Saturday, September 8, 2012

Reflections on diagnosis



I’ve continued to think about why my diagnosis of Asperger’s was a matter of “confrontation” or “something I could no longer deny.”  My current words still betray the negative connotation that I felt at the time.


A devout Fundamentalist would deny and repress their homosexuality and resort to intense soul searching, begging God to remove this integral part of their personality, as long as they remained a member of a church that considered homosexuality to be a sin and a matter of choice. This is how I felt about being on the spectrum. “Normal” was something to which I aspired, something that I thought, if I only tried hard enough, would bring me ultimate happiness. Such a devout Fundamentalist would be described as being deeply in the closet. It is no accident that the words I used when I first spoke of my Asperger’s in public included my “coming out.”

To continue with my analogy, like my hypothetical devout Fundamentalist, in order to find peace with myself, I’ve had to change metaphorical churches, to realign myself to a vision that accepts my differences. My self image now reflects the realization that I could never be the woman (that it feels to me) that the majority of the world wanted me to be. In the past, I’d often said, pugnaciously, that I was different and the heck with anyone who couldn’t deal with it – but I wasn’t being honest with myself as I said it. I was the one with the biggest problem about who I was!  

For me, self-diagnosis was a confrontation – when I was forced, against my will, to confront the totality of my differences and see them for all that they added up to. And it was devastating. But after the war, I could (metaphorically) pick myself up, start to rebuild my self-image (now including self-acceptance of AS), and continue with my life.  But I wasn’t the only one with a faulty image of me.

A few days after the tests, I told my supervisor, a man who should know better, about my results. He immediately minimized their interpretation and denied the possibility that I might be on the spectrum. He had an image of me that did not include the possibility that I could have hidden such deficits from him in all of our interviews, discussions, and other encounters, at the school where we worked.

On one hand, this interaction made me feel better about my acting skills, but it upset me that he seemed to want to push me back into the closet. We never had a chance to discuss this again because shortly afterwards, I got critically ill and never went back to school. Still – after all of my research about AS, one thing about this has troubled me. “Theory of mind” is, in part, the realization that others may not share your knowledge. People on the spectrum are supposed to lack "theory of mind." This man had a tremendous skill, one of which he was very proud to have developed. He could recognize. and call by name, every person that came into his school. He intimated that every teacher could (and should) develop this skill, with sufficient effort, and that such effort separated good teachers from bad. In all of our interactions, he never seemed to notice that, although I hugged and chatted with kids and teachers all of the time (in hallways and in classrooms), I usually did not call anyone by name unless I had a list (or photographs) at hand. He saw that I “recognized” people, so it must be equivalent to the way that he recognized everyone. In the morning, how could I be greeting everyone with a welcoming smile but recognizing only a few, but still hugging those who responded to me with their own smiles and listening carefully to the cacophony of voices for clues about identity? Who seems to have had a faulty “theory of mind,” here?

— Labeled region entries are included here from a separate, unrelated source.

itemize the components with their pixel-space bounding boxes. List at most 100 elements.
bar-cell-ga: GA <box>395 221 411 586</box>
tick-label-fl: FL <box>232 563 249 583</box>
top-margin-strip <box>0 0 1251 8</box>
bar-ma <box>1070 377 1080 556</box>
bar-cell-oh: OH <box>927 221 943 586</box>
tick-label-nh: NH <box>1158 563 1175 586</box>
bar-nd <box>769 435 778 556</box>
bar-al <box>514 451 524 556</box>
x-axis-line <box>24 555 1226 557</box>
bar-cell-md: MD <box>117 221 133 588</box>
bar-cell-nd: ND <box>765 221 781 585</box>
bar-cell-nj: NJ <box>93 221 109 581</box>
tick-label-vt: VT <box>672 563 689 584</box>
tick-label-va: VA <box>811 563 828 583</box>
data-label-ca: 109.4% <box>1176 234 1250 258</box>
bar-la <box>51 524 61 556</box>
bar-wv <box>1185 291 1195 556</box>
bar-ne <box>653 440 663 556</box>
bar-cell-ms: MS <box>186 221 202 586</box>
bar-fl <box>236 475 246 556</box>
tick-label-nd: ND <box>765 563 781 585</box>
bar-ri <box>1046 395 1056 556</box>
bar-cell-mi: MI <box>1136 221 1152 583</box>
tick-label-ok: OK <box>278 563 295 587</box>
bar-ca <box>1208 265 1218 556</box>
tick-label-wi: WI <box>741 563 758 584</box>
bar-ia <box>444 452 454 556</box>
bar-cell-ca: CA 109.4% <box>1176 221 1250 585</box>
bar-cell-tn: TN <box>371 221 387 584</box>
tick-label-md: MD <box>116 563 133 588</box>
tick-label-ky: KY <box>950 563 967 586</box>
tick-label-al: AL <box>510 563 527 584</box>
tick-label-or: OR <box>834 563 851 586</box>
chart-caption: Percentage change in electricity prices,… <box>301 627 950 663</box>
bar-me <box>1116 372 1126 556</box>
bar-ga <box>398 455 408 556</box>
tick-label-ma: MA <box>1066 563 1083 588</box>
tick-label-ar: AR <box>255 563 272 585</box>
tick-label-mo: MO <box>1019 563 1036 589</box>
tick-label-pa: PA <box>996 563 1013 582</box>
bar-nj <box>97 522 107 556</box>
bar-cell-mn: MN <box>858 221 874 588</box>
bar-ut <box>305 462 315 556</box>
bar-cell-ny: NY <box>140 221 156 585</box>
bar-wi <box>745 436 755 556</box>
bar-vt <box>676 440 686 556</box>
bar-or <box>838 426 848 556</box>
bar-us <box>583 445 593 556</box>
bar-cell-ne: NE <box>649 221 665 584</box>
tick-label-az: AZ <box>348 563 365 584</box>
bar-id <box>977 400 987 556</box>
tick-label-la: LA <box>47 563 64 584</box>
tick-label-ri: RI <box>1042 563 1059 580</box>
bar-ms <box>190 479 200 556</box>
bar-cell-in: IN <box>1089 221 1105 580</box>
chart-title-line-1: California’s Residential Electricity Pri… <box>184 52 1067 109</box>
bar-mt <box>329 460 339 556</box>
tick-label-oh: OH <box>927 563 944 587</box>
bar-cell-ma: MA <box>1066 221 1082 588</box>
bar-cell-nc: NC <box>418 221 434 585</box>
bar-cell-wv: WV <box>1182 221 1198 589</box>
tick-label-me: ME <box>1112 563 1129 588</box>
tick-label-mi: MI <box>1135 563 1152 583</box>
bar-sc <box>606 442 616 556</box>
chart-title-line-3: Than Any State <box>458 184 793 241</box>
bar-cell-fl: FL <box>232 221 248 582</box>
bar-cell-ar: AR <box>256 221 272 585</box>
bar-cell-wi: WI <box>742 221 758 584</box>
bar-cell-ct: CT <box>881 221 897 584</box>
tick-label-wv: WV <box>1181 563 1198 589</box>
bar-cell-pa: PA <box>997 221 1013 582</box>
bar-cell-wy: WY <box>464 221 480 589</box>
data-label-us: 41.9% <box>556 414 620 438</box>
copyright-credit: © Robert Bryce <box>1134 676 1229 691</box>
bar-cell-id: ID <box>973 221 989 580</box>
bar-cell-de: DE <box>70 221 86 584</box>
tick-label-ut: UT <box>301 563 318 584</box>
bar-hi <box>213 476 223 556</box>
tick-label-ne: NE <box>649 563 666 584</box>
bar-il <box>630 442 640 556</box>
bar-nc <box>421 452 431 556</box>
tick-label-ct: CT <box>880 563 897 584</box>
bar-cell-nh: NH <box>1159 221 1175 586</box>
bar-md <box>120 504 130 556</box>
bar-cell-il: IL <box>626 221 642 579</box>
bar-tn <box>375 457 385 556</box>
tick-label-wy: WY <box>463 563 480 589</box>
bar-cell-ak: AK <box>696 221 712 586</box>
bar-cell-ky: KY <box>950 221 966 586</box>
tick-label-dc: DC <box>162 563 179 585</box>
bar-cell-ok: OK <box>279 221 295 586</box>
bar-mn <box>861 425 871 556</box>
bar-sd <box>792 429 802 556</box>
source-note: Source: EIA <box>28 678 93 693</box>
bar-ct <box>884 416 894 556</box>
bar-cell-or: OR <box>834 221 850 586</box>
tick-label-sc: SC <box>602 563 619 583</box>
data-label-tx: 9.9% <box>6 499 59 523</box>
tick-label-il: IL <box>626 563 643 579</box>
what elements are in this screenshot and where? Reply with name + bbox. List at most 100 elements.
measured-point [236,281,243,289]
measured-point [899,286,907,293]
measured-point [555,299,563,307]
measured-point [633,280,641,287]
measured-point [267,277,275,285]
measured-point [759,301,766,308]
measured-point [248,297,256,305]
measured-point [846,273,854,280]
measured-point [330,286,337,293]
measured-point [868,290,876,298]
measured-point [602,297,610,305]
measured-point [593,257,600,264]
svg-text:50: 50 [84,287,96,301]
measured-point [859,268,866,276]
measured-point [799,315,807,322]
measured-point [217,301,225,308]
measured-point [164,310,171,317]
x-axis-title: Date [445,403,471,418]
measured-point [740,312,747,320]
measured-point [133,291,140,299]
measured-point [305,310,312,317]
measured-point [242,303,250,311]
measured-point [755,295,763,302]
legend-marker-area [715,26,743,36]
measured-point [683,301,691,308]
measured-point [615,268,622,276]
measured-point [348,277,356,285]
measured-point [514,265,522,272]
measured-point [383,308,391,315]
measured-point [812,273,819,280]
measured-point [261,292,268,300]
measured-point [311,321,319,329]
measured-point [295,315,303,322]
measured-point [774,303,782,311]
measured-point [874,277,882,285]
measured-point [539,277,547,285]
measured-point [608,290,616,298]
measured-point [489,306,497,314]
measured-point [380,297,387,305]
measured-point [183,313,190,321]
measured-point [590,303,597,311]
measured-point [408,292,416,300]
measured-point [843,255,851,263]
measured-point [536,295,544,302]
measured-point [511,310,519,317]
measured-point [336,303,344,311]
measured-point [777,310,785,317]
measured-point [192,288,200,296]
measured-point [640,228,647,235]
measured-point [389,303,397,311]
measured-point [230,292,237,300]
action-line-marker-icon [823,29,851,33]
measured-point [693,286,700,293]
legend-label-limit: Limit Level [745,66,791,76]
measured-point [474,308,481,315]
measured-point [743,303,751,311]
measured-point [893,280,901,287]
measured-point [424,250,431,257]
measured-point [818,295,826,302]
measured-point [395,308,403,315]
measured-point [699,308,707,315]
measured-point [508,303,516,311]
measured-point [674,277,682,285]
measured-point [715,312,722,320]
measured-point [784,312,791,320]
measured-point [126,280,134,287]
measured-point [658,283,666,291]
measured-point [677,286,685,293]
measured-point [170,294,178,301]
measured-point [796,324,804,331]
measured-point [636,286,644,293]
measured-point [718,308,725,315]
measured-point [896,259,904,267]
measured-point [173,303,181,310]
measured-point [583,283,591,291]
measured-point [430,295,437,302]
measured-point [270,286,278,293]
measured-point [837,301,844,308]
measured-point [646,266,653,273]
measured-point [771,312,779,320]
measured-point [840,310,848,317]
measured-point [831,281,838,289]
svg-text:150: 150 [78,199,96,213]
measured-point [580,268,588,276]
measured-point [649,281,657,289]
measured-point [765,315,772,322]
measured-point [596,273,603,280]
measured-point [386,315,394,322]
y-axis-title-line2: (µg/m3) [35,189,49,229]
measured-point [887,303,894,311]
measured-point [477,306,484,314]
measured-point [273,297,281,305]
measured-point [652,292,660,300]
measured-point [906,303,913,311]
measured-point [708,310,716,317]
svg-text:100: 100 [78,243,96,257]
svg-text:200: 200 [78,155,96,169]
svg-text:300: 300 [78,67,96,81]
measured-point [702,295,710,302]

As I’ve talked to more and more people on and off of the spectrum, I’ve found myself seeing more and more adults who’ve never gotten a diagnosis and who are often at odds with their surroundings – and there are a LOT of them out there! I’ve been teaching at a small college, with classes of 8-15 students. Out of five classes, so far, I’ve had two students that see to be to obviously be on the spectrum but I was not allowed to tell them (there are strict rules about what I’m allowed to tell students at school outside of my curriculum and I am also not allowed to form outside relationships with them).

I’m NOT a psychologist but these people are so stereotypical (from my research about my own differences) that they should qualify for a diagnosis. People like me aren’t so clear-cut – we are better actors and are able to hide it from strangers and mere acquaintances, although not from those who know us best, who can see it as clearly as I see it in these students. Or is it just that you need to be one to see one, sometimes?

I wonder how these adults see themselves? Are they, also, struggling with a self-image that never quite lines up with what they are? I’ve got to think about the restrictions on my speech in this job, but would it be appropriate for me to say anything, if there were no restrictions? How would I have reacted if a teacher had made this suggestion to me? Just because I’m out of the metaphorical closet doesn’t mean I have the right to out anyone else, even just to themselves, if they are content with the state of denial.